We compared the performance of the proposed method with different existing methods for MLC. The BR, ML-kNN and ECC based MLC are used in the first stage. Logistic regression with \(L_{2}\) regularization is used as the base classifier for BR method. SVMs were used as base classifiers for ECC. For ML-kNN, we used the code released on the internet by the author. We used the UGM-toolbox [19] for CRF implementation. Other MLC methods were implemented using MEKA Footnote 1. All hyper-parameters are tuned using the cross-validation method.

The performance of proposed two-stage method using different MLCs in the first stage is presented in Table 1. For all the three MLC methods, the CRF based two-stage method is able to enhance the performance. The improvement is more significant in datasets that have a high correlation among class labels.
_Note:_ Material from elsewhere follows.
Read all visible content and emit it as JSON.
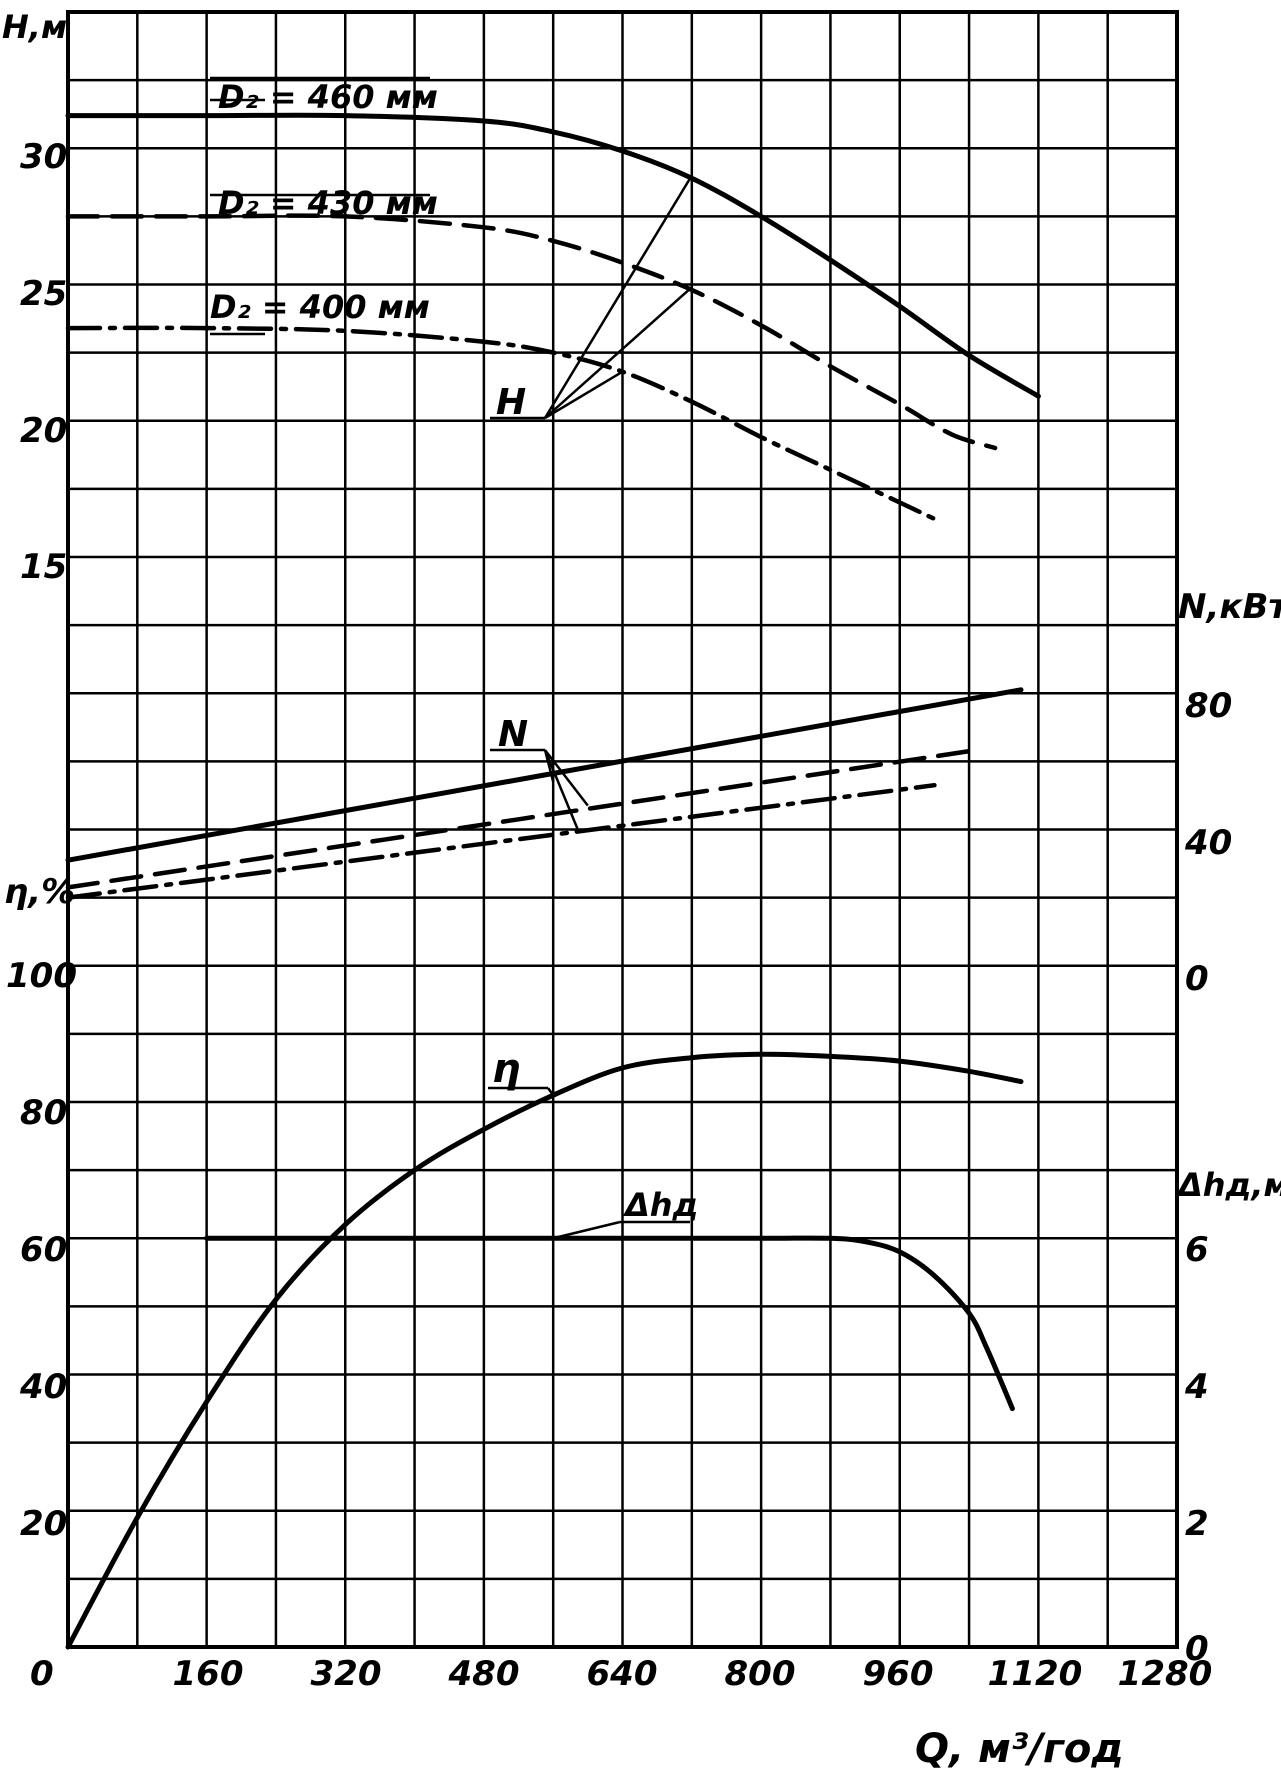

Table 2 presents the comparison of the proposed method against the other existing methods. The proposed method performs better than all other methods. This shows the effectiveness of capturing label dependencies for MLC.

5 Conclusion

In this paper, we proposed a two-stage framework for multi-label classification using the conditional random field. It captures the dependencies among labels to improve the MLC performance. An optimization-based framework is used for learning the structure of the CRF. Experimental results shows the effectiveness of the proposed method for benchmark multi-label datasets.